List patterns are also overloaded. When the OverloadedLists extension is turned on, the definitions

f [] = ...
g [x,y,z] = ...

will be treated as

f (toList -> []) = ...
g (toList -> [x,y,z]) = ...

GHC, during the typechecking and desugaring phases, uses whatever is in scope with the names of fromList, toList and fromListN (i.e., fromList, toList and fromListN are rebindable).

That said, the GHC.Exts module exports the IsList class that can be used to overload fromListN and fromListN for different structures. The type class is defined as follows:

class IsList l where
  type Item l
  fromList  :: [Item l] -> l
  toList    :: l -> [Item l]

  fromListN :: Int -> [Item l] -> l
  fromListN _ = fromList

The IsList class and its methods are intended to be used in conjunction with the OverloadedLists extension. The Item type function returns the type of items of the structure l. The fromList function constructs the structure l from the given list of Item l. The fromListN function takes the input list's length as a hint. Its behaviour should be equivalent to fromList. The hint can be used for more efficient construction of the structure l compared to fromList. If the given hint is not equal to the input list's length the behaviour of fromListN is not specified.

The instances of the IsList class should satisfy the following property:

fromList . toList = id

In the following, we give several example instances of the IsList type class:

instance IsList [a] where
  type Item [a] = a
  fromList = id
  toList   = id

instance (Ord a) => IsList (Set a) where
  type Item (Set a) = a
  fromList = Set.fromList
  toList   = Set.toList

instance (Ord k) => IsList (Map k v) where
  type Item (Map k v) = (k,v)
  fromList = Map.fromList
  toList   = Map.toList

instance IsList (IntMap v) where
  type Item (IntMap v) = (Int,v)
  fromList = IntMap.fromList
  toList   = IntMap.toList

instance IsList Text where
  type Item Text = Char
  fromList = Text.pack
  toList   = Text.unpack

instance IsList (Vector a) where
  type Item (Vector a) = a
  fromList  = Vector.fromList
  toList    = Vector.toList
  fromListN = Vector.fromListN

Further GHC improvements/extensions that may benefit OverloadedLists

Defaulting

Currently, the IsList class is not accompanied with defaulting rules.

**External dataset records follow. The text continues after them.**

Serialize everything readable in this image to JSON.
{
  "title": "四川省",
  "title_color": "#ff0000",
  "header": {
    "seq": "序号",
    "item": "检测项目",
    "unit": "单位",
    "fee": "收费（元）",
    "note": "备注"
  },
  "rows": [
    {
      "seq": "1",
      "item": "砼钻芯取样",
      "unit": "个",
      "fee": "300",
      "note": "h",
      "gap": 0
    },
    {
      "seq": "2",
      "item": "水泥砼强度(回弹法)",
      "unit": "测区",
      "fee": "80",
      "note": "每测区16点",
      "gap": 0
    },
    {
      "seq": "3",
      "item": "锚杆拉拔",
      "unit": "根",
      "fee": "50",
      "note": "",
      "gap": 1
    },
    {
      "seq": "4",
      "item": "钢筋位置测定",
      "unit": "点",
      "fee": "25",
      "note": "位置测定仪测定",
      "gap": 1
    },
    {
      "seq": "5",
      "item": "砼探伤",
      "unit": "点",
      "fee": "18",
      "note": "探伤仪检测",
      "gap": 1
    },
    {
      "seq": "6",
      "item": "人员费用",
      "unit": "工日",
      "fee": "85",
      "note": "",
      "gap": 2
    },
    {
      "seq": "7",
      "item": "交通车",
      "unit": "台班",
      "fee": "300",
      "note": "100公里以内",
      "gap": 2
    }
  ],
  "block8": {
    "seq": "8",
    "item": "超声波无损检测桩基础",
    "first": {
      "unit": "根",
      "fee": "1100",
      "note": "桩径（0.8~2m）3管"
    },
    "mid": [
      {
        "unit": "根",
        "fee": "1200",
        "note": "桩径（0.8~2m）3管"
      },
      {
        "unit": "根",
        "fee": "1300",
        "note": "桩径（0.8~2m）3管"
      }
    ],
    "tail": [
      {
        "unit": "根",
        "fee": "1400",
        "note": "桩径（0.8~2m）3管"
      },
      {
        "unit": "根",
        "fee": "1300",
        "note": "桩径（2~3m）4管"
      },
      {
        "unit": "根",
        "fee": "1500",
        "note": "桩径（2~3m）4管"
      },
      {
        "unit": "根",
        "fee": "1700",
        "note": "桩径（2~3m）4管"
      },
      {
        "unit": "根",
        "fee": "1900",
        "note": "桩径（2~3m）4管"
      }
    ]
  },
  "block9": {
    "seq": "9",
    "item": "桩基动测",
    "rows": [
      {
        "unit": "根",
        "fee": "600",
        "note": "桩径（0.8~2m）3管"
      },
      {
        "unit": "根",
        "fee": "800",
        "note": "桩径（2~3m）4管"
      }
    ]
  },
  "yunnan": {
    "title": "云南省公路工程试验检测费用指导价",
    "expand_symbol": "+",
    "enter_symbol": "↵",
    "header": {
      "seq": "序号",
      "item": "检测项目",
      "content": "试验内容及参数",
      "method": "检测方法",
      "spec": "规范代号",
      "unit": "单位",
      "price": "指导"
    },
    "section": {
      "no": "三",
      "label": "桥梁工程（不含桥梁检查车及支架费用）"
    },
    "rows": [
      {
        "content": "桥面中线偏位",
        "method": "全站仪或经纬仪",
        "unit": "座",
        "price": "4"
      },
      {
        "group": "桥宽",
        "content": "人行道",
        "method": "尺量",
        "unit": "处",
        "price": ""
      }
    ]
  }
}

Although feasible, not much thought has gone into how to specify the meaning of the default declarations like: default ([a])

Literal Lists

The current implementation of the OverloadedLists extension can be improved by handling the lists that are only populated with literals in a special way. More specifically, the compiler could allocate such lists statically using a compact representation and allow IsList instances to take advantage of the compact representation. Equipped with this capability the OverloadedLists extension will be in a good position to subsume the OverloadedStrings extension (currently, as a special case, string literals benefit from statically allocated compact representation).

Somewhat related discussions:

https://gitlab.haskell.org/ghc/ghc/issues/5218
http://www.serpentine.com/blog/2012/09/12/the-case-of-the-mysterious-explosion-in-space/
http://www.mail-archive.com/haskell-cafe@haskell.org/msg101412.html

Heterogeneous Lists

The OverloadedLists extension as, implemented above, would not be able to be used on heterogeneous lists, for example, as implemented below:

data HList :: [*] -> * where
    HNil :: HList '[]
    HCons :: a -> HList xs -> HList (a ': xs)

This is a bit disappointing. However, I'm not really sure how you could make this extension support this use case, even if you added some hacks to the IsList class.

Length-{indexed,observed} Vectors

The current extension can't be used to represent list literals for length-indexed vectors as e.g.

-- (alternatively, GHC.TypeLits.Nat)
data Nat = Ze | Su Nat

data Vec :: * -> Nat -> * where
  Nil  :: Vec a Ze
  Cons :: a -> Vec a n -> Vec a (Su n)

as the length-information is not provided in a suitable way.